People can die of bleeding or dysfunctional organs. The brain infection is often misdiagnosed as a tumor and needlessly operated on.
“We have the bullets,” he mentioned, referring to the free deworming services in elementary schools two times a year and in health units in the country. But he admitted that many are unaware of the disease or the treatment. Some also snub the cure.
Belizario said: “For the first time in history, there is no more shortage in drugs. But parents and children … refuse.”
He cited novel reasons for this. A cult in Butuan City, he said, bans the treatment. In Capiz, one said he could not take the medications because of the full moon. In yet another case, one refused because it was raining.
In some instances, parents are discouraged because “walang lumabas (nothing came out)” referring to worms that should supposedly come out of the anus. Belizario said some worms are microscopic.
In the pipeline
According to Belizario, about 14 million of 30 million children have STHs.
He said that statistics of the 2009 survey of four demographic groups—preschoolchildren, school-age children, adolescent women and pregnant women—are way above the less-than-20-percent mark by the World Health Organization.
The gravest statistics came from Leyte. It recorded 67 percent, 61 percent, 62 percent and 76 percent, respectively.
Belizario said soldiers report the most cases of STH in the country. “That’s shameful. I wonder if they can win battles if they suffer from this,” he added.
In some areas of Agusan del Sur, the infection rate for schistosomiasis in school-age children is 31.8 percent, a far cry from the less-than-one-percent ideal set by WHO.
Belizario said some 28 provinces have cases of the disease, with Cagayan and Negros Occidental as the newest in the roster. Among these, 12 are classified “high endemic areas,” which are all poor provinces.
Alejandria said farmers and fishermen are the most susceptible to snail fever in the workforce.

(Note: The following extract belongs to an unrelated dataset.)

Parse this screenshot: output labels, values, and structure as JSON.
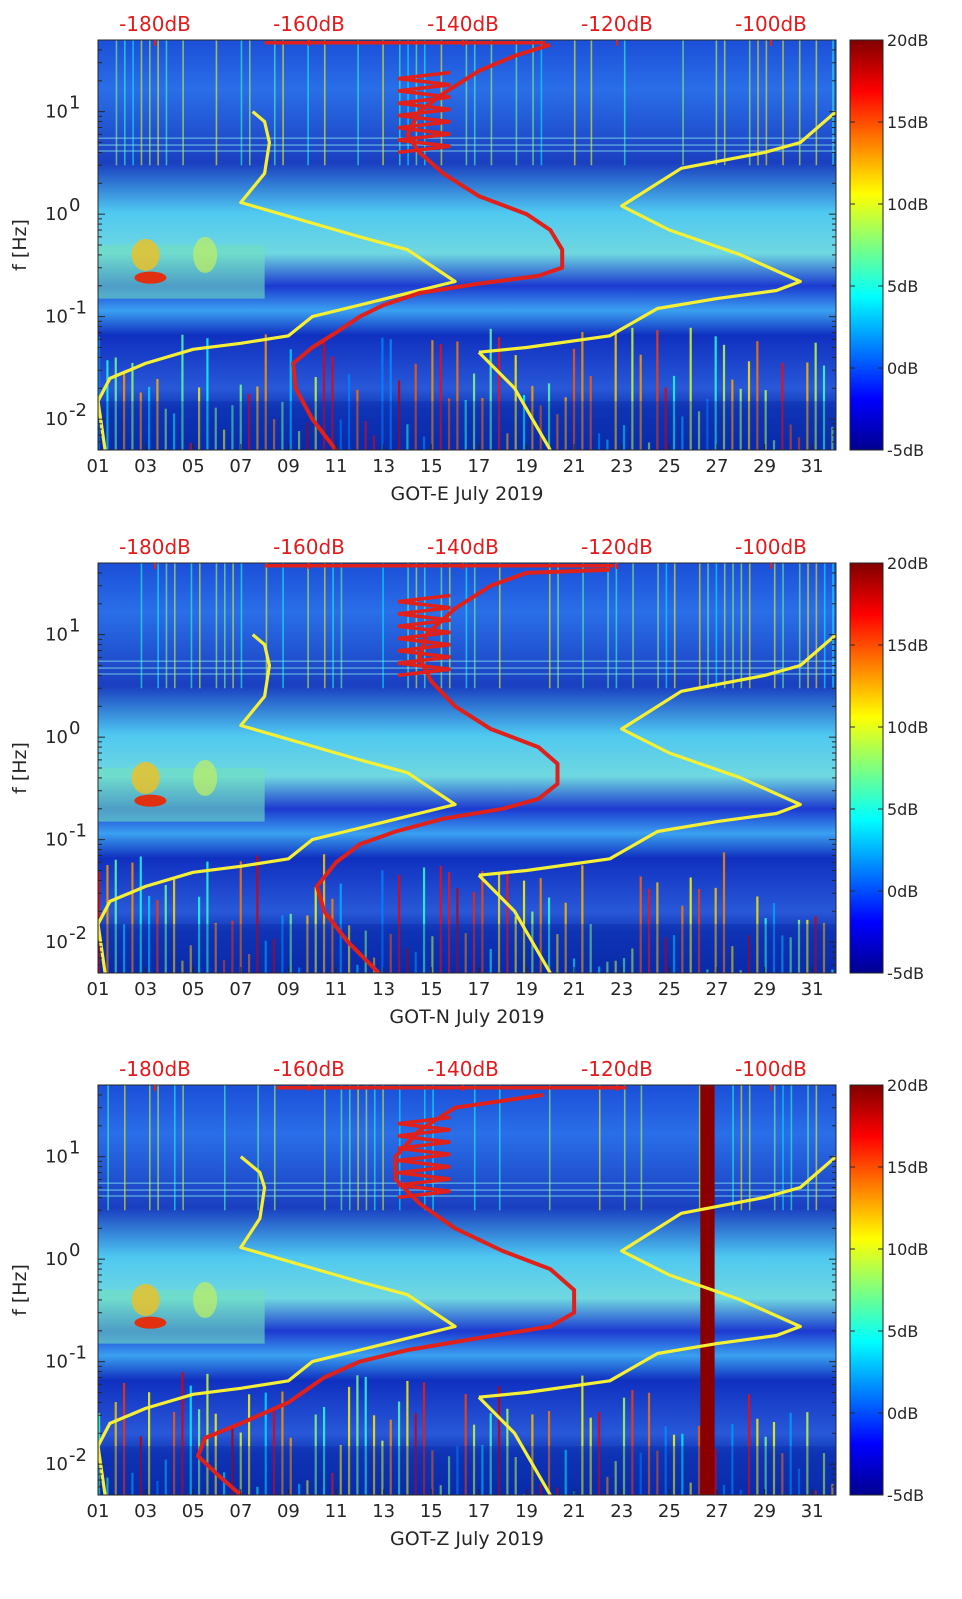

Belizario wants a mass drug administration implemented, which would allow medications for all regardless if they have the NTDs or not. He said teachers must be deputized to administer this “mass chemotherapy” in schools, even high schools.

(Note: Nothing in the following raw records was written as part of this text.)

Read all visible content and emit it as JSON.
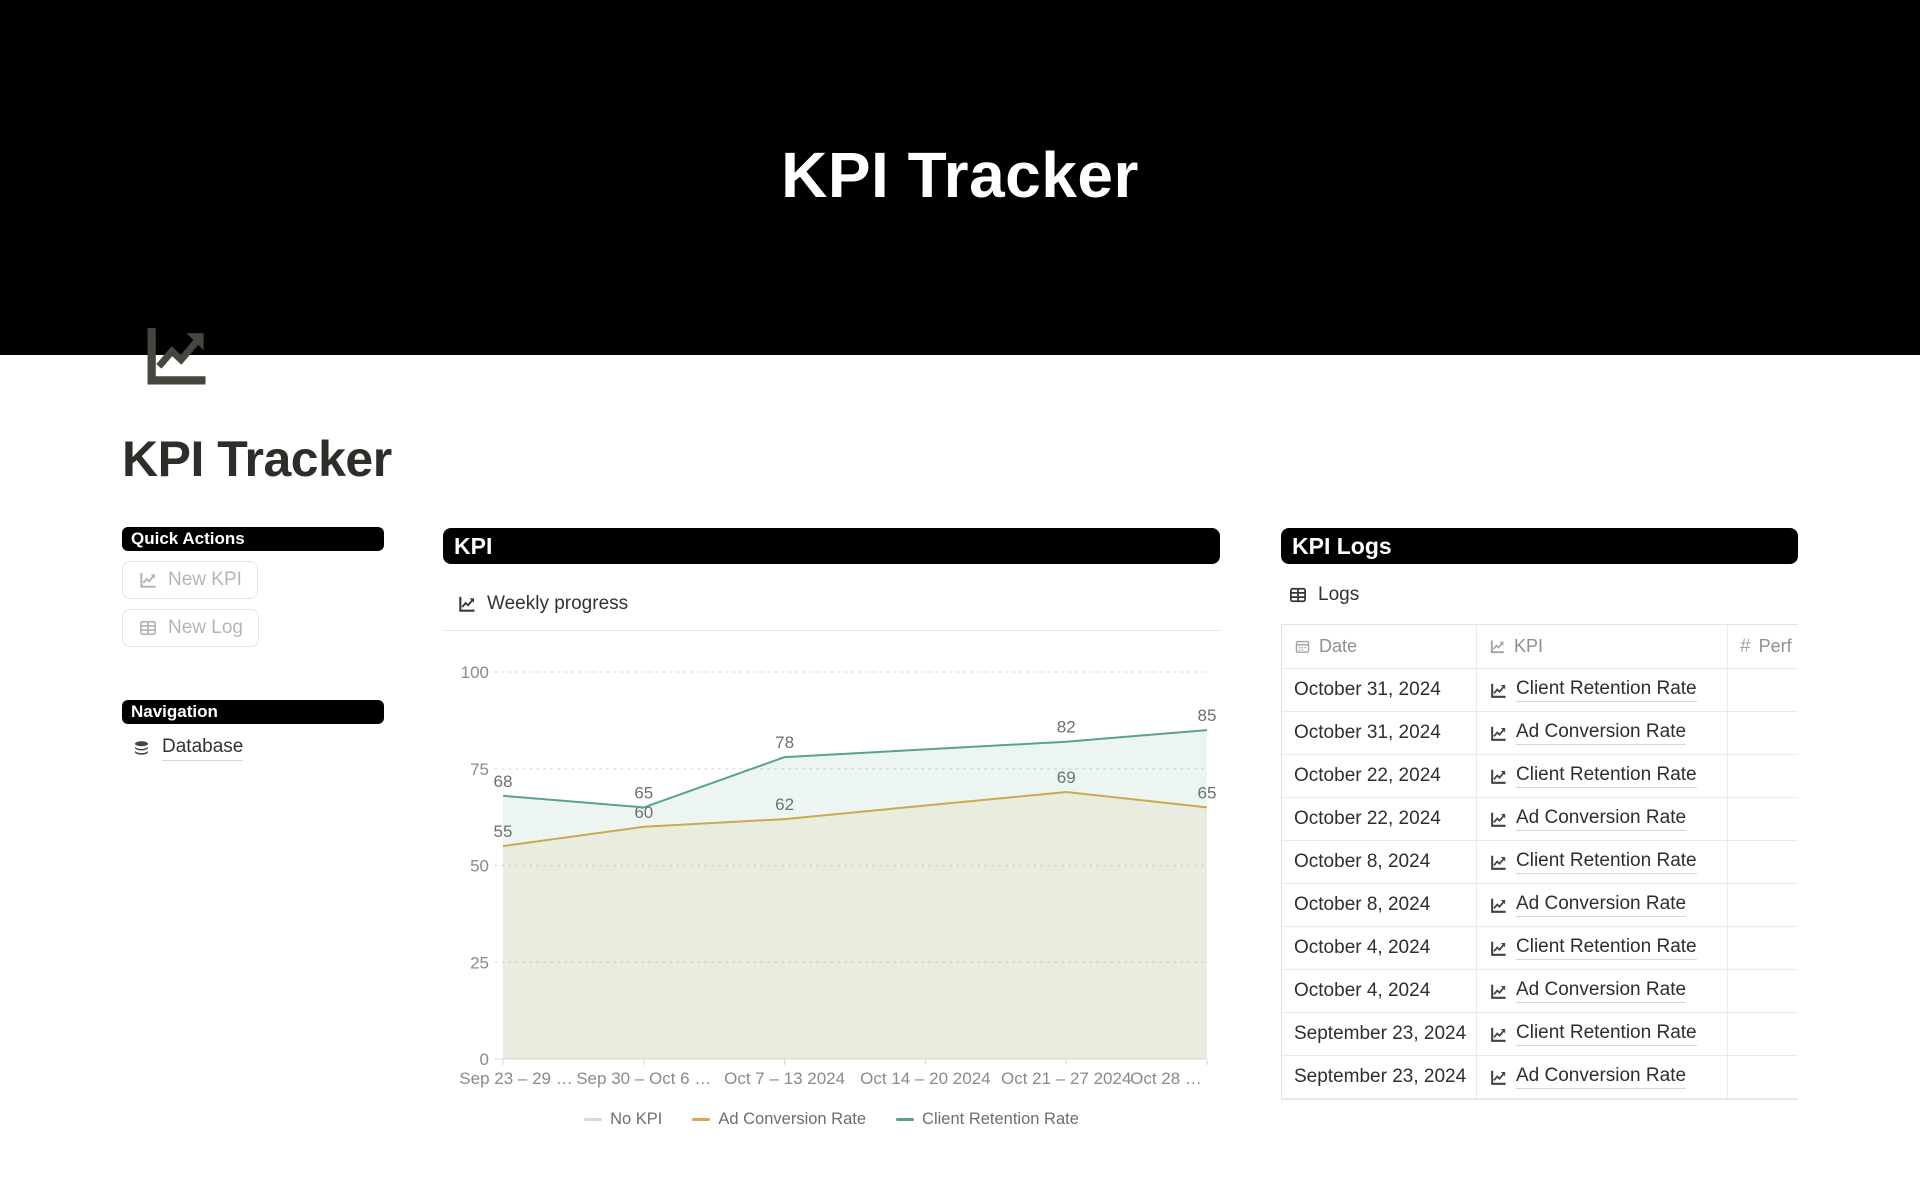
{
  "banner": {
    "title": "KPI Tracker"
  },
  "page": {
    "icon": "chart-increasing-icon",
    "title": "KPI Tracker"
  },
  "sidebar": {
    "quick_actions": {
      "header": "Quick Actions",
      "buttons": [
        {
          "label": "New KPI",
          "icon": "trend-icon"
        },
        {
          "label": "New Log",
          "icon": "table-icon"
        }
      ]
    },
    "navigation": {
      "header": "Navigation",
      "items": [
        {
          "label": "Database",
          "icon": "database-icon"
        }
      ]
    }
  },
  "kpi_section": {
    "header": "KPI",
    "widget_title": "Weekly progress",
    "widget_icon": "trend-icon",
    "chart_data": {
      "type": "line",
      "title": "Weekly progress",
      "categories": [
        "Sep 23 – 29 …",
        "Sep 30 – Oct 6 …",
        "Oct 7 – 13 2024",
        "Oct 14 – 20 2024",
        "Oct 21 – 27 2024",
        "Oct 28 …"
      ],
      "series": [
        {
          "name": "No KPI",
          "color": "#d9d8d4",
          "values": [
            null,
            null,
            null,
            null,
            null,
            null
          ]
        },
        {
          "name": "Ad Conversion Rate",
          "color": "#d9ab47",
          "values": [
            55,
            60,
            62,
            null,
            69,
            65
          ]
        },
        {
          "name": "Client Retention Rate",
          "color": "#57a489",
          "values": [
            68,
            65,
            78,
            null,
            82,
            85
          ]
        }
      ],
      "ylim": [
        0,
        100
      ],
      "yticks": [
        0,
        25,
        50,
        75,
        100
      ],
      "grid": "horizontal-dotted",
      "legend_position": "bottom"
    }
  },
  "logs_section": {
    "header": "KPI Logs",
    "table_title": "Logs",
    "table_icon": "table-icon",
    "columns": [
      {
        "label": "Date",
        "icon": "calendar-icon"
      },
      {
        "label": "KPI",
        "icon": "trend-icon"
      },
      {
        "label": "Perf",
        "icon": "number-icon",
        "truncated": true
      }
    ],
    "rows": [
      {
        "date": "October 31, 2024",
        "kpi": "Client Retention Rate"
      },
      {
        "date": "October 31, 2024",
        "kpi": "Ad Conversion Rate"
      },
      {
        "date": "October 22, 2024",
        "kpi": "Client Retention Rate"
      },
      {
        "date": "October 22, 2024",
        "kpi": "Ad Conversion Rate"
      },
      {
        "date": "October 8, 2024",
        "kpi": "Client Retention Rate"
      },
      {
        "date": "October 8, 2024",
        "kpi": "Ad Conversion Rate"
      },
      {
        "date": "October 4, 2024",
        "kpi": "Client Retention Rate"
      },
      {
        "date": "October 4, 2024",
        "kpi": "Ad Conversion Rate"
      },
      {
        "date": "September 23, 2024",
        "kpi": "Client Retention Rate"
      },
      {
        "date": "September 23, 2024",
        "kpi": "Ad Conversion Rate"
      }
    ]
  }
}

He also wants to put a stop to open defecation, which is still practiced by 7 million households.
On the other hand, Alejandria said the schistosomiasis program must address some gaps. “There’s a lot that we need to know,” she admitted.
She said that in three months, people can be reinfected. Hence, she is pushing for studies on why people are exposed and their perceptions of the diseases and the treatments, among others.